Mit Platz sieben konnte Nico Rosberg am Ende des Zeittrainings zum Großen Preis Von Europa nicht wirklich zufrieden sein. Zwar startet der Wiesbadener am Sonntag einmal mehr vor seinem Teamkollegen Michael Schumacher, doch der Zeitabstand zur Spitze war ihm entschieden zu groß. "Das reicht noch nicht wirklich, denn wir sind 1,3 Sekunden von Red Bull weg - das ist mehr, wie in den letzten Rennen und nicht die richtige Richtung", so Rosberg.
Für ihn sei das Ergebnis aber zu erwarten gewesen. "Die Verbeserungen kommen erst für Silverstone und dort müssen wir einen Schritt nach vorne machen. Hier ist noch alles ungewiss, durch die neue Regeln für den Auspuff und das Einstellen der Motorengase", erklärte der Deutsche. Durch die Umstellungen sei nun auch der allgemeine Tagesablauf etwas anders. "Wir haben auch gestern schon einige Sachen für die neuen Regeln in Silverstone probiert", meinte der Mercedes-Pilot, der hinzufügte: "Das wird schon größere Änderungen geben."
Dank Reifen Hoffnung für das Rennen
"Gesterns war das schwierig, aber heute sind wir besser dagestanden - insgesamt ist es also in Ordnung", sagte Rosberg. Hoffnung macht ihm, dass er für das Rennen in puncto Reifentaktik gut gerüstet sei. "Ich bin mit einem gebrauchten Satz gefahren und habe so einen Satz Reifen gespart. Das ist wichtig für das Rennen", meinte der Wahl-Monegasse, der angab, über Nacht noch viel an seinem Mercedes geändert zu haben, um den Boliden zu optimieren.

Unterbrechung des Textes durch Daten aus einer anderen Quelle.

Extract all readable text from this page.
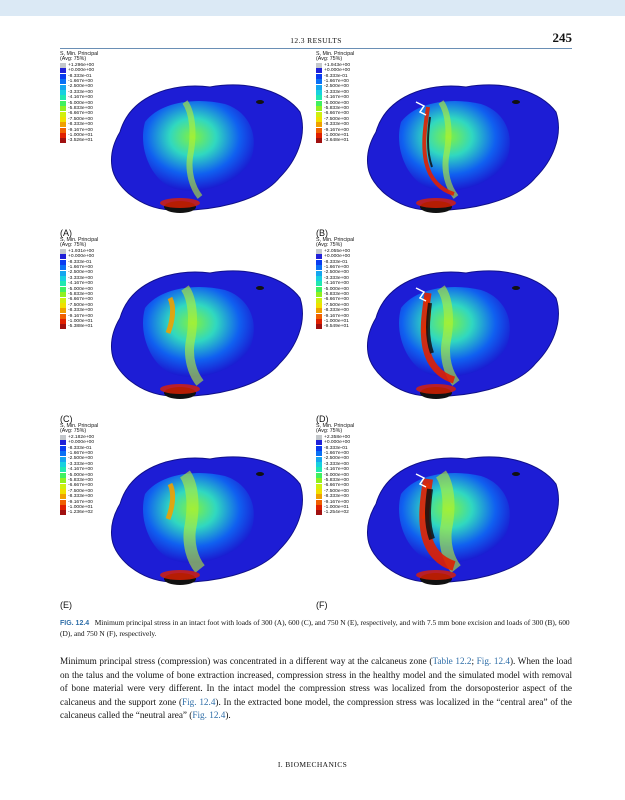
12.3 RESULTS	245
S, Min. Principal
(Avg: 75%)
+1.296e+00
+0.000e+00
-8.333e-01
-1.667e+00
-2.500e+00
-3.333e+00
-4.167e+00
-5.000e+00
-5.833e+00
-6.667e+00
-7.500e+00
-8.333e+00
-9.167e+00
-1.000e+01
-3.526e+01
(A)
S, Min. Principal
(Avg: 75%)
+1.943e+00
+0.000e+00
-8.333e-01
-1.667e+00
-2.500e+00
-3.333e+00
-4.167e+00
-5.000e+00
-5.833e+00
-6.667e+00
-7.500e+00
-8.333e+00
-9.167e+00
-1.000e+01
-3.648e+01
(B)
S, Min. Principal
(Avg: 75%)
+1.931e+00
+0.000e+00
-8.333e-01
-1.667e+00
-2.500e+00
-3.333e+00
-4.167e+00
-5.000e+00
-5.833e+00
-6.667e+00
-7.500e+00
-8.333e+00
-9.167e+00
-1.000e+01
-5.388e+01
(C)
S, Min. Principal
(Avg: 75%)
+2.055e+00
+0.000e+00
-8.333e-01
-1.667e+00
-2.500e+00
-3.333e+00
-4.167e+00
-5.000e+00
-5.833e+00
-6.667e+00
-7.500e+00
-8.333e+00
-9.167e+00
-1.000e+01
-9.549e+01
(D)
S, Min. Principal
(Avg: 75%)
+2.182e+00
+0.000e+00
-8.333e-01
-1.667e+00
-2.500e+00
-3.333e+00
-4.167e+00
-5.000e+00
-5.833e+00
-6.667e+00
-7.500e+00
-8.333e+00
-9.167e+00
-1.000e+01
-1.236e+02
(E)
S, Min. Principal
(Avg: 75%)
+2.358e+00
+0.000e+00
-8.333e-01
-1.667e+00
-2.500e+00
-3.333e+00
-4.167e+00
-5.000e+00
-5.833e+00
-6.667e+00
-7.500e+00
-8.333e+00
-9.167e+00
-1.000e+01
-1.254e+02
(F)
FIG. 12.4 Minimum principal stress in an intact foot with loads of 300 (A), 600 (C), and 750 N (E), respectively, and with 7.5 mm bone excision and loads of 300 (B), 600 (D), and 750 N (F), respectively.
Minimum principal stress (compression) was concentrated in a different way at the calcaneus zone (Table 12.2; Fig. 12.4). When the load on the talus and the volume of bone extraction increased, compression stress in the healthy model and the simulated model with removal of bone material were very different. In the intact model the compression stress was localized from the dorsoposterior aspect of the calcaneus and the support zone (Fig. 12.4). In the extracted bone model, the compression stress was localized in the “central area” of the calcaneus called the “neutral area” (Fig. 12.4).
I. BIOMECHANICS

"Es war noch nicht perfekt, aber ich habe mich viel wohler gefühlt", lautete daher nach dem Qualifying das erste Urteil. "Wir haben bei der Balance in Richtung rennen gearbeitet. Gearde bei der Hitze hier, ist der hintere Reifenabrieb höher und man gurkt mit Untersteuern herum, weil man nur auf das Rennen hinarbeitet", so der 25-Jährige, der jedoch auch anfügte: "Aber das ist sicher bei allen so. Für das Rennen denke ich deshalb, dass viele Punkte drin sind vielleicht hilft mir dabei ja der neue Satz weiche Reifen."
Schumacher: Sind im Niemandsland
Auch Teamkollege Schumacher forderte nach der Qualifikation, die er auf Rang acht abschloss: "Wir müssen uns weiterentwickeln und daran müssen wir arbeiten, denn das hat sich hier noch nicht ergeben." Für den Rekordchamp ruhte die Hoffnung dabei ebenso auf den Updates der nächsten Wochen. "Wir warten noch auf neue Teile, die kommen demnächst. Dann finden wir hoffentlich Anschluss, denn momentan stehen wir im Niemandsland", so Schumacher.
Im Rennen in Valencia würde es nun aber erst einmal stark auf die Reifen ankommen. "Der mittlere Reifen ist über eine Sekunde langsamer als der weiche Pirelli", bilanzierte der Deutsche, der die härtere Mischung daher so einsetzen wollten, dass sie seinem Rennen am wenigsten schaden würde. "Dafür ist der mittlere konstanter über Zeit. Wir werden unsere Strategie dementsprechend daran anpassen", so der Kerpener, der in Bezug auf die Konkurrenz nur erklärte: "Wir fahren unser eigenes Rennen."